“And times,” I said, “I sit in one of the window-seats on the stairway of the Public Library. And I look at the walls. A Frenchman with a marvelous fancy and great skill in his finger-ends has worked on those walls. He painted there the emblems of all the world’s great material things of all ages. And over them he painted a thin gray veil of those things that are not material, that come from no age, that are with us, around us, above us—as they were with the children of Israel, with the dwellers in Pompeii, with the fair cities of Greece and the inhabitants thereof.
“I have looked at the paintings and I have been dazzled and transported. What is there not upon those walls!
“I have seen, in truth, ‘the vision of the world and all the wonder that shall be.’

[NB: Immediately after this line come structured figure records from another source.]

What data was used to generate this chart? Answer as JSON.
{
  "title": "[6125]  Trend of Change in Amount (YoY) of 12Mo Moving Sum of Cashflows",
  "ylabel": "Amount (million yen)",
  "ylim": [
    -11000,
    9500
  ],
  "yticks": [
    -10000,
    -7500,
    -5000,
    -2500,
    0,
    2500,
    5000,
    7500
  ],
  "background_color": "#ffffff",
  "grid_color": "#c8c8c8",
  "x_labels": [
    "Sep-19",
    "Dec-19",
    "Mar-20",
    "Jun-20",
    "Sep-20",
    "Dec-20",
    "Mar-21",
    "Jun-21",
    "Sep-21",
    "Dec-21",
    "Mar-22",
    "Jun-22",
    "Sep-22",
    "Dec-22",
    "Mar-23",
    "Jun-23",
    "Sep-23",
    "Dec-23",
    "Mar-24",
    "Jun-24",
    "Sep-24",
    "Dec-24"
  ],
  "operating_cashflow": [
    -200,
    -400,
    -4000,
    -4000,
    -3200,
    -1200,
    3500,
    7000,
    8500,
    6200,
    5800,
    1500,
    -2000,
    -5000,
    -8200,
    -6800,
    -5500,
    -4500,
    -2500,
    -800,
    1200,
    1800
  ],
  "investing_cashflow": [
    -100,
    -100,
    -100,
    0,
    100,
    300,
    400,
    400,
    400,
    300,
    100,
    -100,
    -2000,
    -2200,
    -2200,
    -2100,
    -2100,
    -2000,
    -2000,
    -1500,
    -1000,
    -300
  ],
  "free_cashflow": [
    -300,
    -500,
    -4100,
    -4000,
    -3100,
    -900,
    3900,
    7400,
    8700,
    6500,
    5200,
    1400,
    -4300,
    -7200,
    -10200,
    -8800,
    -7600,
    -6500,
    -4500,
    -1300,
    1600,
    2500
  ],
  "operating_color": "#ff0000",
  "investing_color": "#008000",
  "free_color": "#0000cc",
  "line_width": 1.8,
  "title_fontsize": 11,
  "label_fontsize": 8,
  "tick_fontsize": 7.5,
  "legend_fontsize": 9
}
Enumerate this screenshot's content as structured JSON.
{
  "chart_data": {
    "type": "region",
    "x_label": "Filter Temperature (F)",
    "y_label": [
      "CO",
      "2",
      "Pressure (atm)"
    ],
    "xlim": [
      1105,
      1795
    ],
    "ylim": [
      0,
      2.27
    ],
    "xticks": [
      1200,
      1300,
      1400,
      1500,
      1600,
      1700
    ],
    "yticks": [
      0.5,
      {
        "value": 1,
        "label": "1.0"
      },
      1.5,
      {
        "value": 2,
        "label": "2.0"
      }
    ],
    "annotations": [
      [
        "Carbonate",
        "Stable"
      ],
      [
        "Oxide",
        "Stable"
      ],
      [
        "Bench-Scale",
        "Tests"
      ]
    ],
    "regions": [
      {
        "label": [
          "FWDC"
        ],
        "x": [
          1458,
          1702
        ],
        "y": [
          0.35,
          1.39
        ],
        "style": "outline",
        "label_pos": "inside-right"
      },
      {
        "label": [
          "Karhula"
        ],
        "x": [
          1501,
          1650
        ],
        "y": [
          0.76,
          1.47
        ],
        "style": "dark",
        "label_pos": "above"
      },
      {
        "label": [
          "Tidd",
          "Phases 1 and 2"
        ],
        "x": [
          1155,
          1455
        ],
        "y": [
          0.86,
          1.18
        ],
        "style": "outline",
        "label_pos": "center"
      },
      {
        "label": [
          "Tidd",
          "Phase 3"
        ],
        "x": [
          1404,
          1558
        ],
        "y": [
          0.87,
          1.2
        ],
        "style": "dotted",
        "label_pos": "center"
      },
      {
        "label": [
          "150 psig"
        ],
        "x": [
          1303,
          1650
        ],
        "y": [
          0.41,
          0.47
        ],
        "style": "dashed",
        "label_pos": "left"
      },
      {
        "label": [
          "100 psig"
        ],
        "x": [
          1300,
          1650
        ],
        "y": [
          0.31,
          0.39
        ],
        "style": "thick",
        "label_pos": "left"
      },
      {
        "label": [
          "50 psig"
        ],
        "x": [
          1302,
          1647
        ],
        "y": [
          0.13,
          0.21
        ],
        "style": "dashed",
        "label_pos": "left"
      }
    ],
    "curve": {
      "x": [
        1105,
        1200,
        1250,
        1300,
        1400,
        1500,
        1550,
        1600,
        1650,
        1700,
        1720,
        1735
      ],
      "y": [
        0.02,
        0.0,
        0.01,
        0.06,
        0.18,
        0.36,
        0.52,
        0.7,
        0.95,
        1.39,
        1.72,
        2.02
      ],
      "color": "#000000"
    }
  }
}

“I have seen the struggling of the chrysalis-soul and its bursting into light; I have seen the divinity that doth sometime hedge the earth; I have looked at a conception of Poetry and I have heard the thin, rhythmic sounds of shawms and stringed instruments; and I have heard low, voluptuous music from within the temple—human voices like sweet jessamine; I have seen the fascinating idolatry of pagans—and I have seen, pale in the evening by the light of a star, the wooden figure of the Cross; I have leaned over the edge of a chasm and beheld the things of old—the army of Hannibal before Carthage—the Norsemen going down to the sea in ships—the futile, savage fighting of Goths and Vandals; I have seen science and art within the walled cities, and I have seen frail little lambs gamboling by the side of the brook; I have seen night-shades lowering over occult works, and I have seen bees flying heavy-laden to their hives on a fine summer’s morning; I have heard a lute played where a tiny cataract leaps, and the pipes of Pan mingled with the bubbling notes of a robin in mint meadows; I have seen pages and pages of printed lines that reach from world’s end to world’s end; I have seen profound words written centuries ago in inks of many colors; I have seen and been overwhelmed by the marvels of scientific things bristling with the accurate kind of knowledge that I shall never know; withal, I have seen the complete serenity of the world’s face, as shown by the brush of the Frenchman Chavannes.
“And over all, the nebulous conception of the long, ignorant silence.
“What is there not upon those wonderful walls!
“I sit in semi-consciousness in the little window-seat and these things swim before my two gray eyes. My mind is full of the vision of murmuring, throbbing life.
“But what a thing is life, truly—for marvelous as are these pictures, those that I have seen, times, down where the rats forage among the rubbish, are more marvelous still.”
“Truly,” said my friend Annabel Lee, “there is much, much, in Boston. Tell me more.”
“Well, and there is the South Station,” I went on. “Oh, not until one has ambled and idled away a thousand hours in that place of trains and varied peoples can one know all of what is really to be found within its waiting-rooms.